また、予備折衝で交渉する内容を詳しく決めましょう。
労働者側もしくは会社側にとって、不都合な高尚な場にならないようにするためです。
労使間で団体交渉
交渉日は労働者と会社がお互いの考えを出し合って、解決策を見つけます。議題を事前に共有しておけば、スムーズに交渉が進むでしょう。
会社側は労働者側の主張が理解できるか、法律に基づいているかなどを確認したあとに、対応するかどうかを決めます。
一回の交渉ですべての内容を解決することは稀ですので、交渉を何度か繰り返すことが一般的です。
和解が成立
会社と労働者の双方が合意に達した場合、和解合意書を作成します。その書類に労使側の代表者が記名押印すれば、無事締結されます。
和解合意書とは、交渉で決まった労働者と会社の権利と義務がまとめられたものです。
また、和解合意書の作成前に、合意した内容を双方が再チェックするとよいでしょう。
しかし、交渉が複数回行われても合意に達しなければ、法的な手段を考えなければなりません。

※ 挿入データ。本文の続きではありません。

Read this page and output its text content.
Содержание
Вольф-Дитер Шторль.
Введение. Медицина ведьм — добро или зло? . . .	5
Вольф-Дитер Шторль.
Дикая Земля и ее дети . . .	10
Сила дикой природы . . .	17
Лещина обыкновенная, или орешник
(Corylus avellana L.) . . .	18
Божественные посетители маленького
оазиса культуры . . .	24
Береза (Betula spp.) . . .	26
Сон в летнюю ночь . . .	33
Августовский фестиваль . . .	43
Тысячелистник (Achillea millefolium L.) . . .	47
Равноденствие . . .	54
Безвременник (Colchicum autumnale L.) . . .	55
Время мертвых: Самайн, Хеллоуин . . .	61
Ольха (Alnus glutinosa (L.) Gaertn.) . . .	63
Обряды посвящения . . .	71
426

ただし、法的な手続きにはリスクがありますので、再度話し合ったり、妥協できる点を探したりすることが大切です。
団体交渉において企業が注意すべきこと
団体交渉における会社の注意点をまとめました。ぜひ参考にしてください。
正当な理由なき団体交渉の不参加は不当労働行為
団体交渉は原則として、正当な理由がない場合の不参加は不当労働行為になります。
しかし、不参加理由が正当であれば、団体交渉を参加拒否できることもあるでしょう。
正当性のある不参加理由を一部紹介します。
- 当事者の病気や負傷
- 団体交渉先が、労働組合の協議機関や連絡機関である場合
- 事前調整していた内容と著しく異なる状況であった場合
誠意のない態度は不当労働行為になる可能性
会社側の態度に誠意がなければ、労働問題を早期に解決しようとする意識がないと判断され、不当労働行為とみなされる恐れがあります。
会社側は交渉内容を真摯に受け止めながらも、要求内容を必ず受け止める必要はないということを認識したうえで、団体交渉に臨まなければなりません。
参加する労働者が不明でも参加義務がある
参加者は会社側と労働組合側で事前調整が行われますが、参加する労働者がどれくらいになるかが不明であったとしても、会社側は参加することが義務付けられています。
しかし、参加自体が困難だと判明した場合、参加が必ず義務付けられているわけではありません。
会社側の参加者が病気や負傷になり、団体交渉に参加することが著しく困難である場合などが当てはまります。
団体交渉権についてのまとめ
労働者にとって団体交渉権は重要な権利であり、憲法や法律で保障されています。
労働条件の改善を求める際には、労働組合による団体交渉を活用することが効果的です。
会社内に労働組合が組織されていない場合は、外部機関が組織している労働組合を活用して団体交渉することが望ましいでしょう。
一方、会社側は団体交渉権を行使した場合、誠実な対応が求められます。もし団体交渉の参加を拒否する際には、理由をしっかりと説明するように心がけましょう。